Avoiding the Pitfalls: Thompson, et al

Introduction to Part One: "Against Dualism"

Notes regretfully that social science is steeped in dualisms. Though the latter can be useful in making analytical distinctions, a too heavy reliance on them can obscure extensive interdependencies between phenomenon. They argue that there is no need to choose between falsely dichotomized elements.

 

Culture/Structure

The debate continues to rage within social science as to the relationship between culture (values, beliefs, any/all mental products) and institutional structures. Cultural biases and social institutions must be seen as mutually interdependent and reinforcing. The authors insist that "asking which comes first of which should be given priority is a nonstarter" (21). Such chicken or the egg investigations will be conspicuously lacking from their brand of cultural investigation. They wish to bring the two aspects of human life together.

 

Individual/Society

They also see the never ending battle between "voluntarists" and those who stress the way in which institutional arrangements constrain behavior as fruitless. The see individuals as constrained but also capable of transforming/eliminating those constraints. To use their rather cunning analogy, "the individual (unlike the behaviorist's rats shapes the maze while running in it" (22).

 

Fact/Value

Facts as filtered through a cultural screen. Weber's distinction is artificial in that our sense of what ought to be is conditioned by what we sense is possible, based on experience. If world views are not supported by perceived reality "this discrepancy between the expectation and the result can dislodge individuals from their existing view of how the world ought to be and thrust them into another" (22).

 

Finally, the authors (as many have before them) discard the rational/irrational dichotomy, upon which is imposed the division between modern and premodern societies, as a meaningful way of classifying ways of life.

 

Introduction to Part Two: "The Indispensability of Functional Explanation"

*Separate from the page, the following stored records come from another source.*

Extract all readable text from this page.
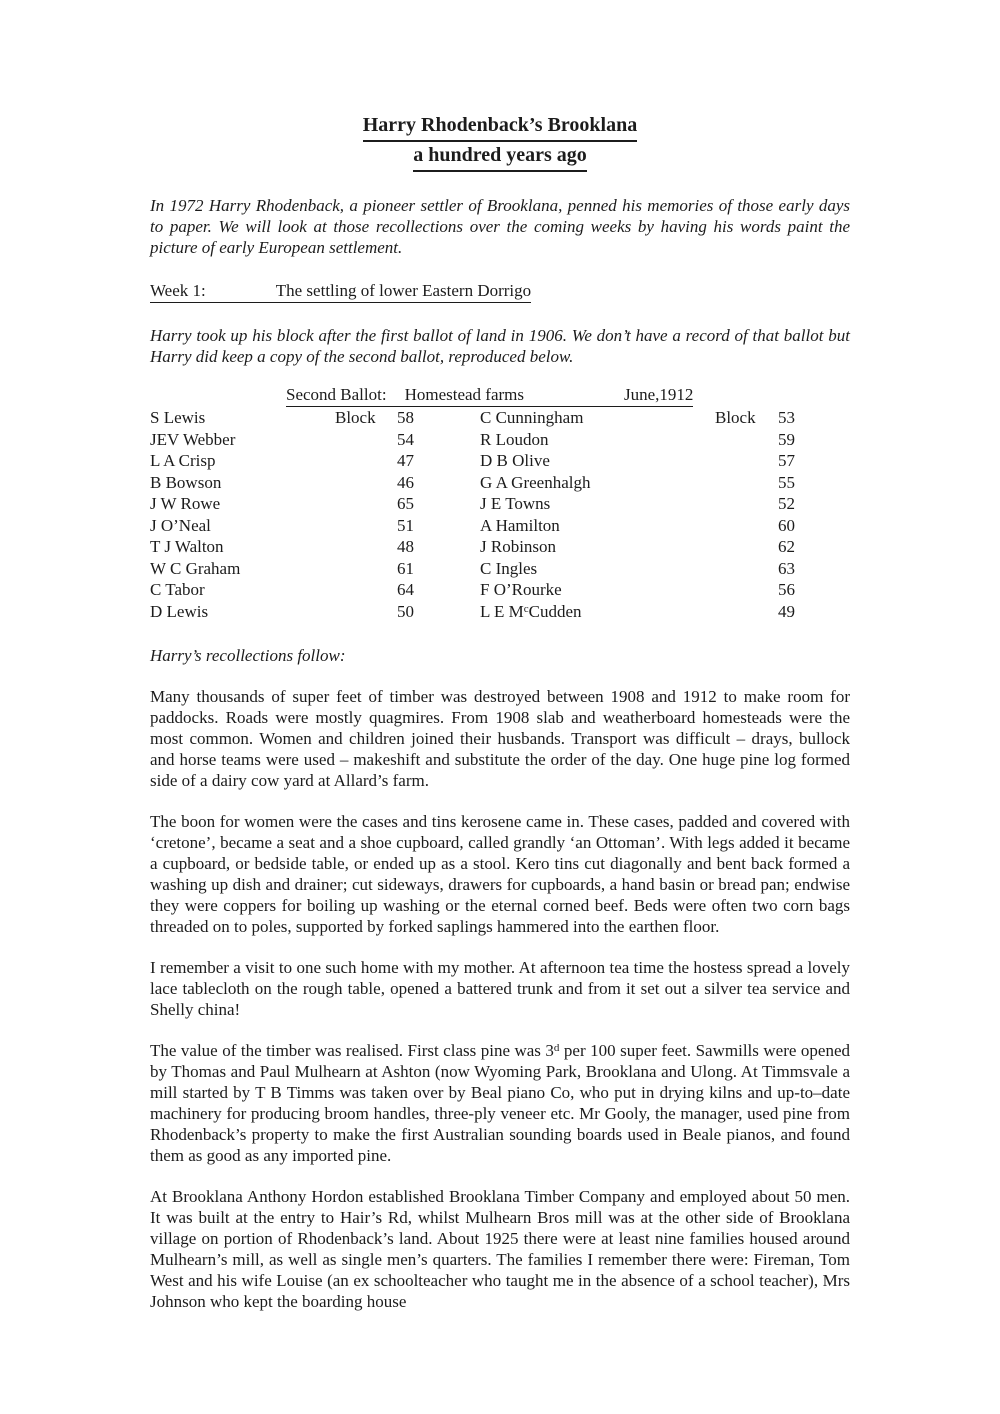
Harry Rhodenback’s Brooklana
a hundred years ago

In 1972 Harry Rhodenback, a pioneer settler of Brooklana, penned his memories of those early days to paper. We will look at those recollections over the coming weeks by having his words paint the picture of early European settlement.

Week 1:	The settling of lower Eastern Dorrigo

Harry took up his block after the first ballot of land in 1906. We don’t have a record of that ballot but Harry did keep a copy of the second ballot, reproduced below.

Second Ballot: Homestead farms	June,1912
S Lewis	Block	58	C Cunningham	Block	53
JEV Webber	54	R Loudon	59
L A Crisp	47	D B Olive	57
B Bowson	46	G A Greenhalgh	55
J W Rowe	65	J E Towns	52
J O’Neal	51	A Hamilton	60
T J Walton	48	J Robinson	62
W C Graham	61	C Ingles	63
C Tabor	64	F O’Rourke	56
D Lewis	50	L E $M^cCudden$	49
Harry’s recollections follow:

Many thousands of super feet of timber was destroyed between 1908 and 1912 to make room for paddocks. Roads were mostly quagmires. From 1908 slab and weatherboard homesteads were the most common. Women and children joined their husbands. Transport was difficult – drays, bullock and horse teams were used – makeshift and substitute the order of the day. One huge pine log formed side of a dairy cow yard at Allard’s farm.

The boon for women were the cases and tins kerosene came in. These cases, padded and covered with ‘cretone’, became a seat and a shoe cupboard, called grandly ‘an Ottoman’. With legs added it became a cupboard, or bedside table, or ended up as a stool. Kero tins cut diagonally and bent back formed a washing up dish and drainer; cut sideways, drawers for cupboards, a hand basin or bread pan; endwise they were coppers for boiling up washing or the eternal corned beef. Beds were often two corn bags threaded on to poles, supported by forked saplings hammered into the earthen floor.

I remember a visit to one such home with my mother. At afternoon tea time the hostess spread a lovely lace tablecloth on the rough table, opened a battered trunk and from it set out a silver tea service and Shelly china!

The value of the timber was realised. First class pine was 3$^d$ per 100 super feet. Sawmills were opened by Thomas and Paul Mulhearn at Ashton (now Wyoming Park, Brooklana and Ulong. At Timmsvale a mill started by T B Timms was taken over by Beal piano Co, who put in drying kilns and up-to–date machinery for producing broom handles, three-ply veneer etc. Mr Gooly, the manager, used pine from Rhodenback’s property to make the first Australian sounding boards used in Beale pianos, and found them as good as any imported pine.

At Brooklana Anthony Hordon established Brooklana Timber Company and employed about 50 men. It was built at the entry to Hair’s Rd, whilst Mulhearn Bros mill was at the other side of Brooklana village on portion of Rhodenback’s land. About 1925 there were at least nine families housed around Mulhearn’s mill, as well as single men’s quarters. The families I remember there were: Fireman, Tom West and his wife Louise (an ex schoolteacher who taught me in the absence of a school teacher), Mrs Johnson who kept the boarding house
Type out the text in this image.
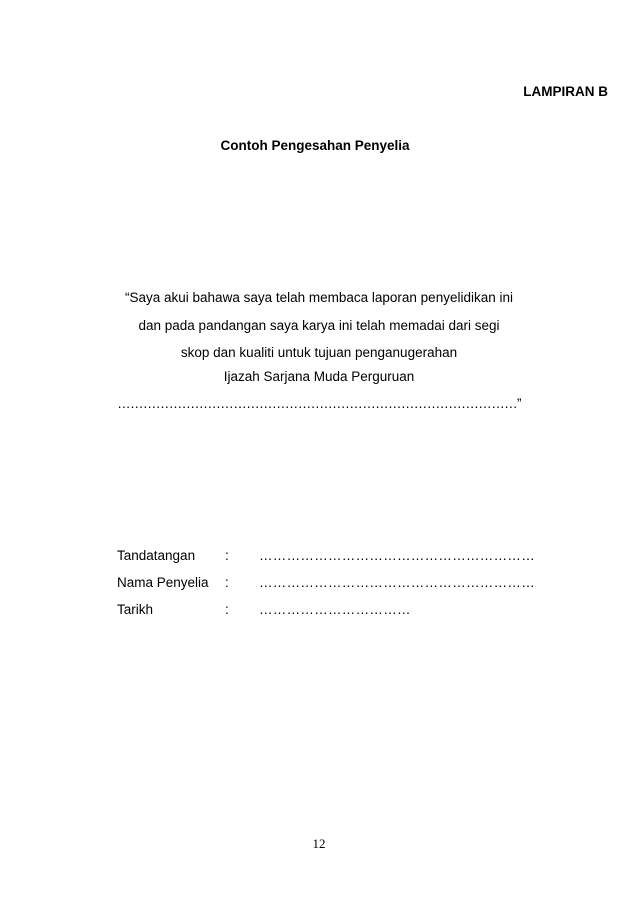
LAMPIRAN B
Contoh Pengesahan Penyelia
“Saya akui bahawa saya telah membaca laporan penyelidikan ini
dan pada pandangan saya karya ini telah memadai dari segi
skop dan kualiti untuk tujuan penganugerahan
Ijazah Sarjana Muda Perguruan
…………………………………………………………………………………”
Tandatangan : ……………………………………………………
Nama Penyelia : ……………………………………………………
Tarikh	: ……………………………
12
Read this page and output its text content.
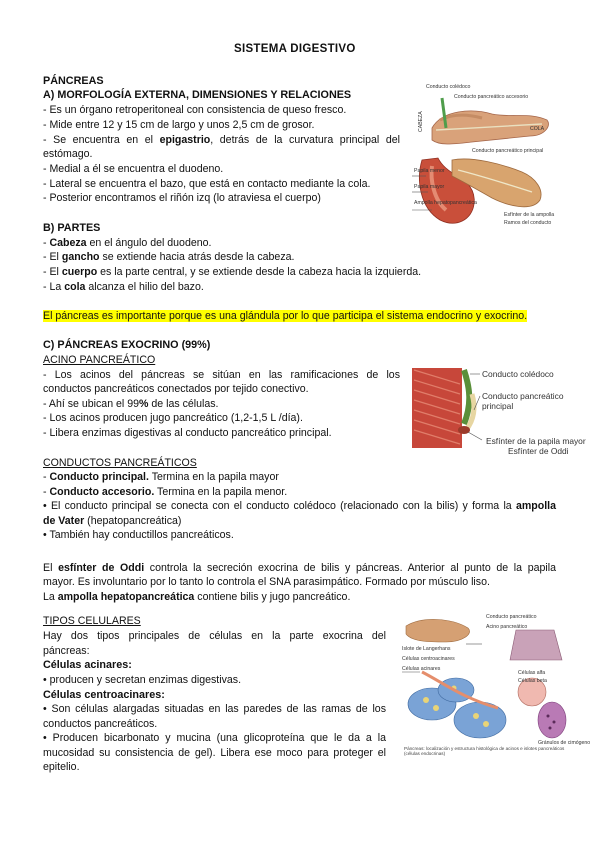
SISTEMA DIGESTIVO
PÁNCREAS
A) MORFOLOGÍA EXTERNA, DIMENSIONES Y RELACIONES
- Es un órgano retroperitoneal con consistencia de queso fresco.
- Mide entre 12 y 15 cm de largo y unos 2,5 cm de grosor.
- Se encuentra en el epigastrio, detrás de la curvatura principal del
estómago.
- Medial a él se encuentra el duodeno.
- Lateral se encuentra el bazo, que está en contacto mediante la cola.
- Posterior encontramos el riñón izq (lo atraviesa el cuerpo)
Conducto colédoco
Conducto pancreático accesorio
COLA
CABEZA
Conducto pancreático principal
Papila menor
Papila mayor
Ampolla hepatopancreática
Esfínter de la ampolla
Ramos del conducto
B) PARTES
- Cabeza en el ángulo del duodeno.
- El gancho se extiende hacia atrás desde la cabeza.
- El cuerpo es la parte central, y se extiende desde la cabeza hacia la izquierda.
- La cola alcanza el hilio del bazo.
El páncreas es importante porque es una glándula por lo que participa el sistema endocrino y exocrino.
C) PÁNCREAS EXOCRINO (99%)
ACINO PANCREÁTICO
- Los acinos del páncreas se sitúan en las ramificaciones de los
conductos pancreáticos conectados por tejido conectivo.
- Ahí se ubican el 99% de las células.
- Los acinos producen jugo pancreático (1,2-1,5 L /día).
- Libera enzimas digestivas al conducto pancreático principal.
Conducto colédoco
Conducto pancreático
principal
Esfínter de la papila mayor
Esfínter de Oddi
CONDUCTOS PANCREÁTICOS
- Conducto principal. Termina en la papila mayor
- Conducto accesorio. Termina en la papila menor.
• El conducto principal se conecta con el conducto colédoco (relacionado con la bilis) y forma la ampolla
de Vater (hepatopancreática)
• También hay conductillos pancreáticos.
El esfínter de Oddi controla la secreción exocrina de bilis y páncreas. Anterior al punto de la papila
mayor. Es involuntario por lo tanto lo controla el SNA parasimpático. Formado por músculo liso.
La ampolla hepatopancreática contiene bilis y jugo pancreático.
TIPOS CELULARES
Hay dos tipos principales de células en la parte exocrina del
páncreas:
Células acinares:
• producen y secretan enzimas digestivas.
Células centroacinares:
• Son células alargadas situadas en las paredes de las ramas de los
conductos pancreáticos.
• Producen bicarbonato y mucina (una glicoproteína que le da a la
mucosidad su consistencia de gel). Libera ese moco para proteger el
epitelio.
Conducto pancreático
Acino pancreático
Islote de Langerhans
Células centroacinares
Células acinares
Células alfa
Células beta
Gránulos de cimógeno
Páncreas: localización y estructura histológica de acinos e islotes pancreáticos (células endocrinas)
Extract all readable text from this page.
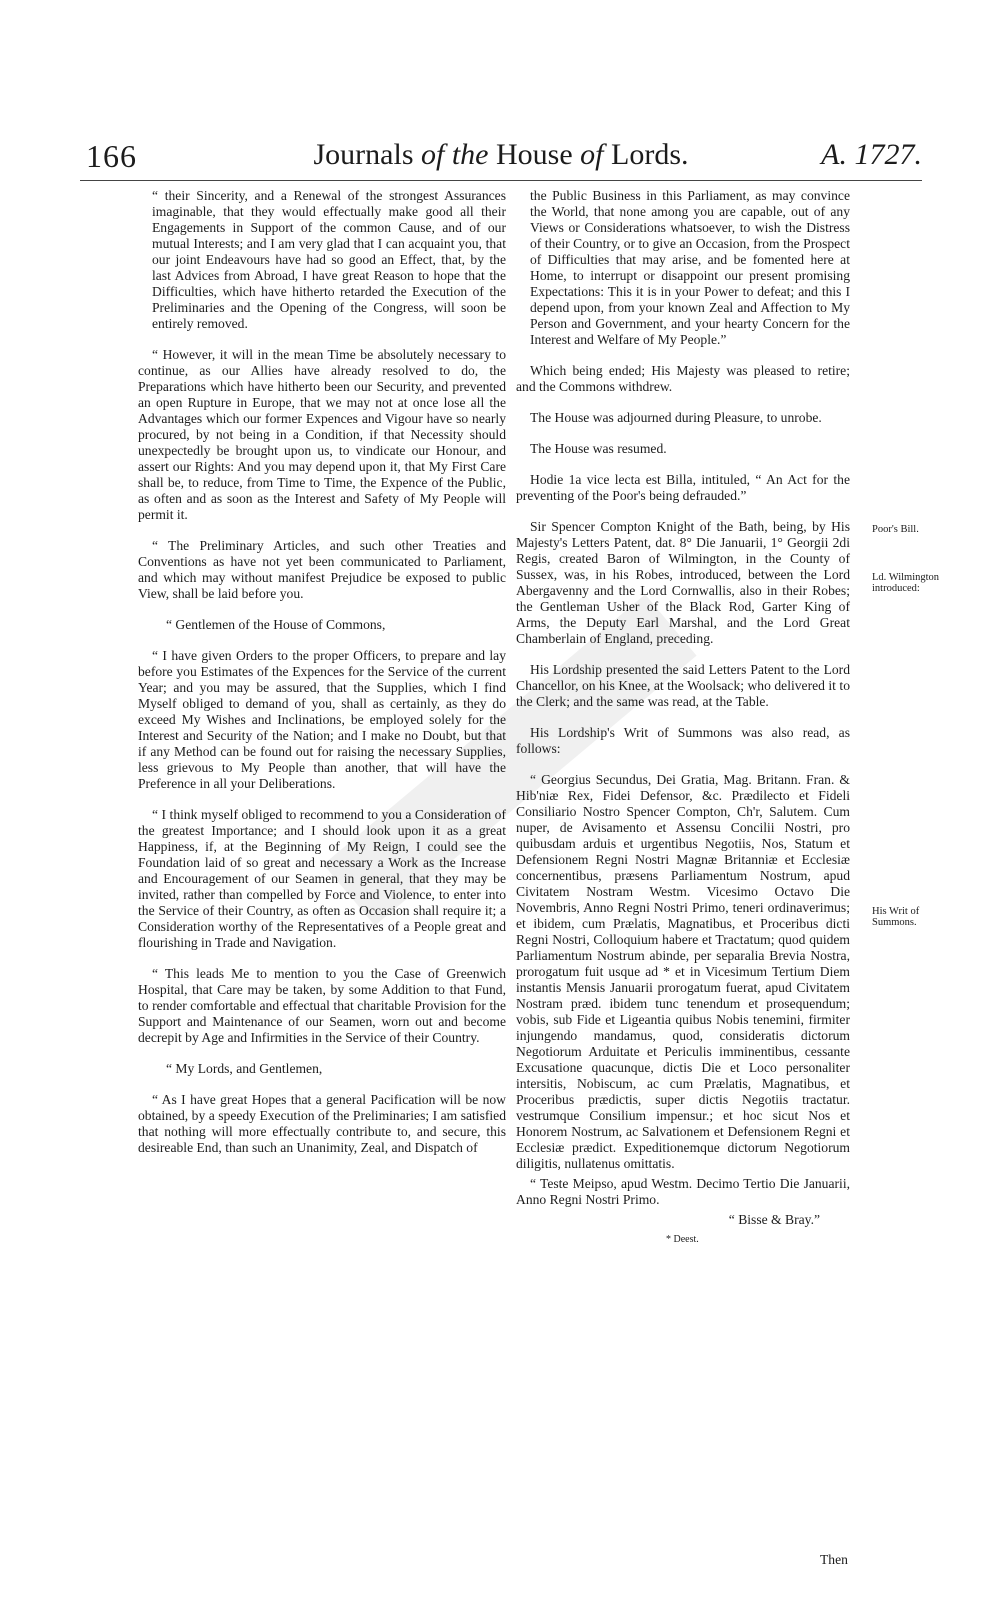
166	Journals of the House of Lords.	A. 1727.

“ their Sincerity, and a Renewal of the strongest Assurances imaginable, that they would effectually make good all their Engagements in Support of the common Cause, and of our mutual Interests; and I am very glad that I can acquaint you, that our joint Endeavours have had so good an Effect, that, by the last Advices from Abroad, I have great Reason to hope that the Difficulties, which have hitherto retarded the Execution of the Preliminaries and the Opening of the Congress, will soon be entirely removed.

“ However, it will in the mean Time be absolutely necessary to continue, as our Allies have already resolved to do, the Preparations which have hitherto been our Security, and prevented an open Rupture in Europe, that we may not at once lose all the Advantages which our former Expences and Vigour have so nearly procured, by not being in a Condition, if that Necessity should unexpectedly be brought upon us, to vindicate our Honour, and assert our Rights: And you may depend upon it, that My First Care shall be, to reduce, from Time to Time, the Expence of the Public, as often and as soon as the Interest and Safety of My People will permit it.

“ The Preliminary Articles, and such other Treaties and Conventions as have not yet been communicated to Parliament, and which may without manifest Prejudice be exposed to public View, shall be laid before you.

“ Gentlemen of the House of Commons,

“ I have given Orders to the proper Officers, to prepare and lay before you Estimates of the Expences for the Service of the current Year; and you may be assured, that the Supplies, which I find Myself obliged to demand of you, shall as certainly, as they do exceed My Wishes and Inclinations, be employed solely for the Interest and Security of the Nation; and I make no Doubt, but that if any Method can be found out for raising the necessary Supplies, less grievous to My People than another, that will have the Preference in all your Deliberations.

“ I think myself obliged to recommend to you a Consideration of the greatest Importance; and I should look upon it as a great Happiness, if, at the Beginning of My Reign, I could see the Foundation laid of so great and necessary a Work as the Increase and Encouragement of our Seamen in general, that they may be invited, rather than compelled by Force and Violence, to enter into the Service of their Country, as often as Occasion shall require it; a Consideration worthy of the Representatives of a People great and flourishing in Trade and Navigation.

“ This leads Me to mention to you the Case of Greenwich Hospital, that Care may be taken, by some Addition to that Fund, to render comfortable and effectual that charitable Provision for the Support and Maintenance of our Seamen, worn out and become decrepit by Age and Infirmities in the Service of their Country.

“ My Lords, and Gentlemen,

“ As I have great Hopes that a general Pacification will be now obtained, by a speedy Execution of the Preliminaries; I am satisfied that nothing will more effectually contribute to, and secure, this desireable End, than such an Unanimity, Zeal, and Dispatch of

the Public Business in this Parliament, as may convince the World, that none among you are capable, out of any Views or Considerations whatsoever, to wish the Distress of their Country, or to give an Occasion, from the Prospect of Difficulties that may arise, and be fomented here at Home, to interrupt or disappoint our present promising Expectations: This it is in your Power to defeat; and this I depend upon, from your known Zeal and Affection to My Person and Government, and your hearty Concern for the Interest and Welfare of My People.”

Which being ended; His Majesty was pleased to retire; and the Commons withdrew.

The House was adjourned during Pleasure, to unrobe.

The House was resumed.

Hodie 1a vice lecta est Billa, intituled, “ An Act for the preventing of the Poor's being defrauded.”

Sir Spencer Compton Knight of the Bath, being, by His Majesty's Letters Patent, dat. 8° Die Januarii, 1° Georgii 2di Regis, created Baron of Wilmington, in the County of Sussex, was, in his Robes, introduced, between the Lord Abergavenny and the Lord Cornwallis, also in their Robes; the Gentleman Usher of the Black Rod, Garter King of Arms, the Deputy Earl Marshal, and the Lord Great Chamberlain of England, preceding.

His Lordship presented the said Letters Patent to the Lord Chancellor, on his Knee, at the Woolsack; who delivered it to the Clerk; and the same was read, at the Table.

His Lordship's Writ of Summons was also read, as follows:

“ Georgius Secundus, Dei Gratia, Mag. Britann. Fran. & Hib'niæ Rex, Fidei Defensor, &c. Prædilecto et Fideli Consiliario Nostro Spencer Compton, Ch'r, Salutem. Cum nuper, de Avisamento et Assensu Concilii Nostri, pro quibusdam arduis et urgentibus Negotiis, Nos, Statum et Defensionem Regni Nostri Magnæ Britanniæ et Ecclesiæ concernentibus, præsens Parliamentum Nostrum, apud Civitatem Nostram Westm. Vicesimo Octavo Die Novembris, Anno Regni Nostri Primo, teneri ordinaverimus; et ibidem, cum Prælatis, Magnatibus, et Proceribus dicti Regni Nostri, Colloquium habere et Tractatum; quod quidem Parliamentum Nostrum abinde, per separalia Brevia Nostra, prorogatum fuit usque ad * et in Vicesimum Tertium Diem instantis Mensis Januarii prorogatum fuerat, apud Civitatem Nostram præd. ibidem tunc tenendum et prosequendum; vobis, sub Fide et Ligeantia quibus Nobis tenemini, firmiter injungendo mandamus, quod, consideratis dictorum Negotiorum Arduitate et Periculis imminentibus, cessante Excusatione quacunque, dictis Die et Loco personaliter intersitis, Nobiscum, ac cum Prælatis, Magnatibus, et Proceribus prædictis, super dictis Negotiis tractatur. vestrumque Consilium impensur.; et hoc sicut Nos et Honorem Nostrum, ac Salvationem et Defensionem Regni et Ecclesiæ prædict. Expeditionemque dictorum Negotiorum diligitis, nullatenus omittatis.

“ Teste Meipso, apud Westm. Decimo Tertio Die Januarii, Anno Regni Nostri Primo.

“ Bisse & Bray.”

* Deest.

Poor's Bill.
Ld. Wilmington introduced:
His Writ of Summons.
Then
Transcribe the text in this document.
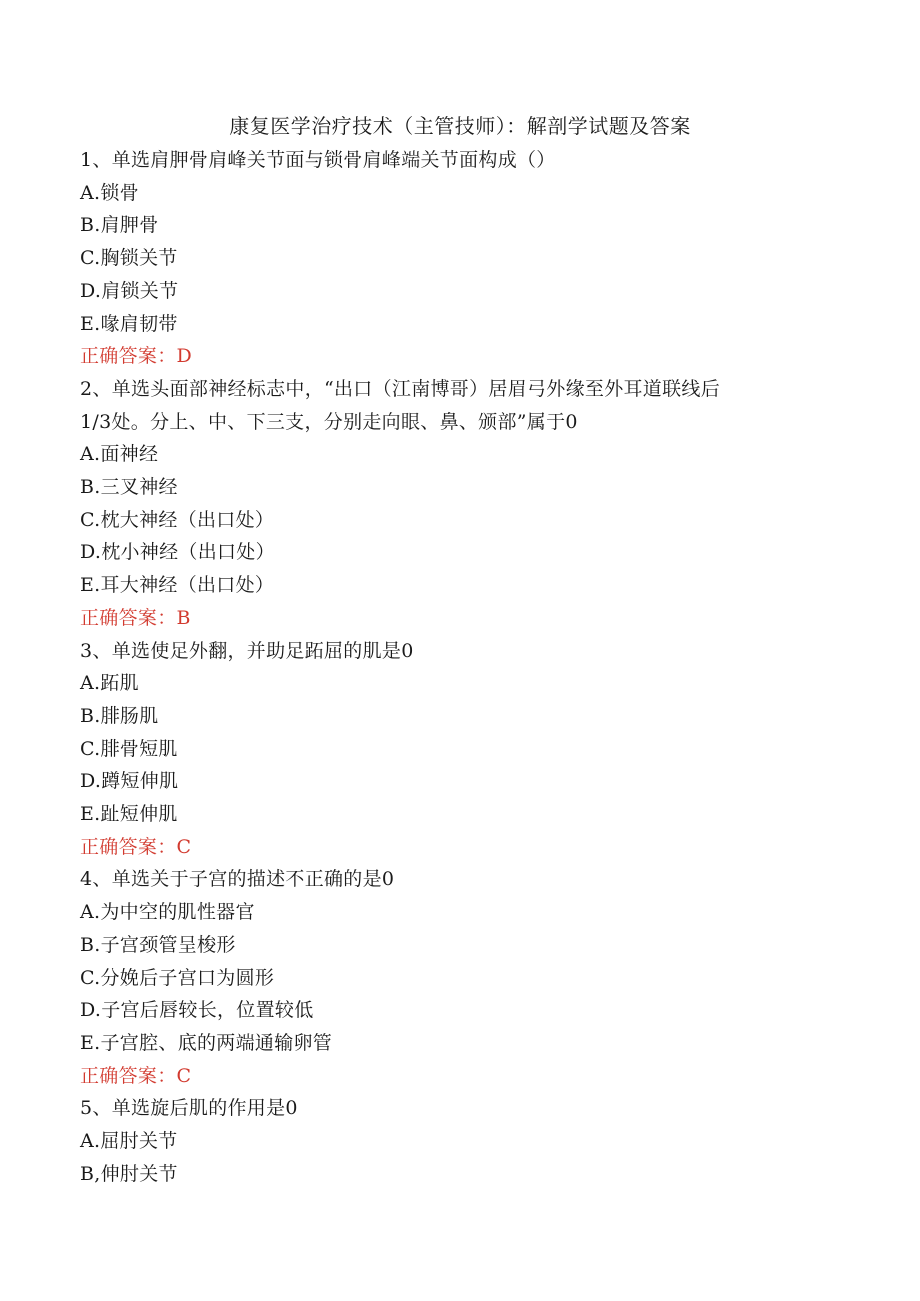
康复医学治疗技术（主管技师）：解剖学试题及答案
1、单选肩胛骨肩峰关节面与锁骨肩峰端关节面构成（）
A.锁骨
B.肩胛骨
C.胸锁关节
D.肩锁关节
E.喙肩韧带
正确答案：D
2、单选头面部神经标志中，“出口（江南博哥）居眉弓外缘至外耳道联线后
1/3处。分上、中、下三支，分别走向眼、鼻、颁部”属于0
A.面神经
B.三叉神经
C.枕大神经（出口处）
D.枕小神经（出口处）
E.耳大神经（出口处）
正确答案：B
3、单选使足外翻，并助足跖屈的肌是0
A.跖肌
B.腓肠肌
C.腓骨短肌
D.蹲短伸肌
E.趾短伸肌
正确答案：C
4、单选关于子宫的描述不正确的是0
A.为中空的肌性器官
B.子宫颈管呈梭形
C.分娩后子宫口为圆形
D.子宫后唇较长，位置较低
E.子宫腔、底的两端通输卵管
正确答案：C
5、单选旋后肌的作用是0
A.屈肘关节
B,伸肘关节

Functionalism is flawed not in theory, but in practice. They note that though many social scientists consider functionalism an embarrassment to the field, these same practitioners unwittingly employ functionalist explanations. An example would be Marxists who, while decrying functionalism employ an essentially functionalist logic, stressing the way in which institutional arrangements or patterns of belief serve capitalist interests. Traditional functionalists erred in asking what was functional for whole societies and ignoring issues of conflict. In contrast, the authors' cultural -functional theory, by tying functions to ways of life, explicitly addresses the question of conflict, asking who benefits and acknowledging that a behavior that is functional for one group-one way of life-will often undermine other ways of life.

 

Chapter ?: "Merton, Stinchcombe, and Elster" (very brief excerpt)

Just as traditional functionalists erred in attaching functions to whole societies rather than their "constituent ways of life" (groups with differing cultures), traditional students of political culture erred in assuming that each nation (or ethnic group or tribe) had a single political culture.

 

Introduction to Part Three: Cultures Are Plural, Not Singular

What is Political?

Definitions of the political are in and of themselves culturally based. The study of political culture (as distinct from culture generally) must pay "special attention to the ways in which the boundary between political and nonpolitical is socially negotiated. More important, it also means that political scientists must give up the notion that the distinction between politics and other spheres (whether economic, social or something else) is "out there in the world", ready made to be picked up and used" (217).

 

Responding to Major Criticisms of Traditional Approaches to Political Culture

But what about structure?

The criticism is that described by Hannerz as often lodged against the "culture of poverty " thesis. Behavior that is being explained as the product of culture, it is charged, is more the product of structural constraints. Just as high levels of black unemployment are attributed not to cultural rejections of honest labor but are instead the product of limited economic opportunity, the absence of collection action (to use the example provided by the authors) is attributed to an "irrational ethos" (lack of trust, etc.), ignoring the their marginalized position in the economic and political structure. Thompson et al, take a tack similar to Hannerz'. They are unwilling to relinquish culture as an explanatory variable but stresses that political cultures develop as individuals, over their lifetime, are exposed to political institutions. This allows for change--prompted by changing institutions and circumstances--within political culture, a contrast to the static notions favored by traditional authors.

 

Moving Beyond "National Character"

Research in political culture had its intellectual roots in the studies of national culture (Margaret Mead and others). But by assigning a country a given culture (and a corresponding political culture) early theorists were then unable to explain conflict. This tended to be left to those brandishing political economic concepts of class and self-interest.

 

Thompson notes that, despite a growing body of empirical evidence suggesting the inadequacy of the one nation/one political culture formula, it is alive and well. The authors take a stand against this practice, asserting that "no matter what their level of technology, literacy rate, or type of political system, countries are constituted of competing political cultures, not a single political culture" (216).